In the first clinical trial of an adjunctive treatment aimed at increasing NO bioavailability in severe malaria, L-arginine infused at 12 g over 8 hours was safe, but did not improve lactate clearance or endothelial NO bioavailability. Future studies may require increased doses of L-arginine.

TRIAL REGISTRATION

ClinicalTrials.gov NCT00616304.

摘要

背景

一氧化氮(NO)减少和低精氨酸血症与严重疟疾有关,可能导致严重疾病。静脉内给予 L-精氨酸可增加中度严重疟疾(MSM)中的内皮 NO,而无不良反应。尚未评估 L-精氨酸或其他提高严重疟疾中 NO 生物利用度的药物在安全性、疗效和药代动力学方面的情况。

方法

在一项严重疟疾成人患者中 L-精氨酸的开放性试验(ARGSISM-1 研究)中,患者随机分为在 8 小时内输注 12 g L-精氨酸盐酸盐或生理盐水,同时静脉内给予青蒿琥酯。连续评估生命体征、选定的生化指标(包括血乳酸和 L-精氨酸)和内皮 NO 生物利用度(使用反应性充血外周动脉张力测定法 [RH-PAT])。使用 NONMEM 进行 L-精氨酸浓度的药代动力学分析。

结果

6 名患者接受了 L-精氨酸治疗,2 名患者接受了生理盐水治疗。两组均无死亡病例。虽然观察到收缩压(SBP)和舒张压(DBP)或其他生命体征的平均 SBP 短暂但临床意义不大的最大下降 14 mmHg,但 L-精氨酸治疗后 SBP 无明显变化。
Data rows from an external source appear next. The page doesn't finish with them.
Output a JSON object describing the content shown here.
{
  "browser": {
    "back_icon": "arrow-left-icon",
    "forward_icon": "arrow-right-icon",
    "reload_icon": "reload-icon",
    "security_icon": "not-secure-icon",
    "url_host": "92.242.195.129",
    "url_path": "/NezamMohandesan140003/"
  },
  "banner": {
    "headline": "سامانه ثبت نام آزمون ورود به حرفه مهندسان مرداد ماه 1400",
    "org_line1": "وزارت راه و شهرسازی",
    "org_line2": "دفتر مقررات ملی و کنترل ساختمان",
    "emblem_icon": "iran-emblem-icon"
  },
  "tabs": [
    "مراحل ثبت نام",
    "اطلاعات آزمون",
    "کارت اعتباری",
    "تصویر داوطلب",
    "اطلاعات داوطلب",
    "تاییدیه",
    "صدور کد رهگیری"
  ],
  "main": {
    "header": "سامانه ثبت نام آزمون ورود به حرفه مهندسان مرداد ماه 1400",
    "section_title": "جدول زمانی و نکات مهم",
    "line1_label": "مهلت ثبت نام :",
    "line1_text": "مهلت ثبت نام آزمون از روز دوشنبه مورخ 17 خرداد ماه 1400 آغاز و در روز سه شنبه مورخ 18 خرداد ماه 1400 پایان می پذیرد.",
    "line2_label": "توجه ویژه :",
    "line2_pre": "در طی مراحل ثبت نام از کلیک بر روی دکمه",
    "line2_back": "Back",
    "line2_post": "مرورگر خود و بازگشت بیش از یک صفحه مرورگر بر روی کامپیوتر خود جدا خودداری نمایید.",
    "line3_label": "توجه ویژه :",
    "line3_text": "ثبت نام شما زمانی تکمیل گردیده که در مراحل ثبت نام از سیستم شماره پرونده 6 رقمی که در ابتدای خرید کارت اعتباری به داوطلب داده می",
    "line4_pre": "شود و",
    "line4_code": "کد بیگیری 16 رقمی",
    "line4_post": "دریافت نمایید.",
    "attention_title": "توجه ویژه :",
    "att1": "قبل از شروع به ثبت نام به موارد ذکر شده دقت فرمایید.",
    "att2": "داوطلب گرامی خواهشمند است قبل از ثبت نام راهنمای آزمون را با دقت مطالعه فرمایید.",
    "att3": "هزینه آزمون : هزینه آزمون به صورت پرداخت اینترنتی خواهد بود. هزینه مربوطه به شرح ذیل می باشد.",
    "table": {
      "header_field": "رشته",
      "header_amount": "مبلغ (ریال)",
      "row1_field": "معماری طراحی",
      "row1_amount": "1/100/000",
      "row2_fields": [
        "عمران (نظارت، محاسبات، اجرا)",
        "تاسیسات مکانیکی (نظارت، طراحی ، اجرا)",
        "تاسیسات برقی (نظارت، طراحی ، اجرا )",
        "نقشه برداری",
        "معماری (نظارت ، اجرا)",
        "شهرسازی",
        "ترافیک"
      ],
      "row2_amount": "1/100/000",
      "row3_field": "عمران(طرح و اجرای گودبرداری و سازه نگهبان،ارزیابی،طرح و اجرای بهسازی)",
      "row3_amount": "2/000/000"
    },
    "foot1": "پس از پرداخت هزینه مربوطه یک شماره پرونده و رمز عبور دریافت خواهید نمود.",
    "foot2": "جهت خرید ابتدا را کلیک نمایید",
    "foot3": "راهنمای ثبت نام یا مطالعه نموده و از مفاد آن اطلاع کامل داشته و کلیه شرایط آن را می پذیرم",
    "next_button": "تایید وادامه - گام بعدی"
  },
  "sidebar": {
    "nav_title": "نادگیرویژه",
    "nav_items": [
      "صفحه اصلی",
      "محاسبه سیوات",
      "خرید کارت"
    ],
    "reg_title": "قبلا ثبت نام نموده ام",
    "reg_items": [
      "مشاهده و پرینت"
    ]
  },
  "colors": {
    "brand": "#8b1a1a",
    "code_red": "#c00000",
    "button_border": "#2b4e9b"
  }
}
血钾、血糖、碳酸氢盐或 pH 值无显著变化,仅观察到短暂的血钾平均最大升高 0.3 mmol/L,血糖平均最大下降 0.8 mmol/L 和碳酸氢盐平均最大下降 2.3 mEq/L。对乳酸清除率或 RH-PAT 指数无影响。药代动力学模型(n = 4)显示 L-精氨酸浓度比在 MSM 中开发的模型预测值低 40%。

结论

在严重疟疾中增加 NO 生物利用度的辅助治疗的首次临床试验中,在 8 小时内输注 12 g L-精氨酸是安全的,但并未改善乳酸清除率或内皮 NO 生物利用度。未来的研究可能需要增加 L-精氨酸的剂量。

试验注册

ClinicalTrials.gov NCT00616304。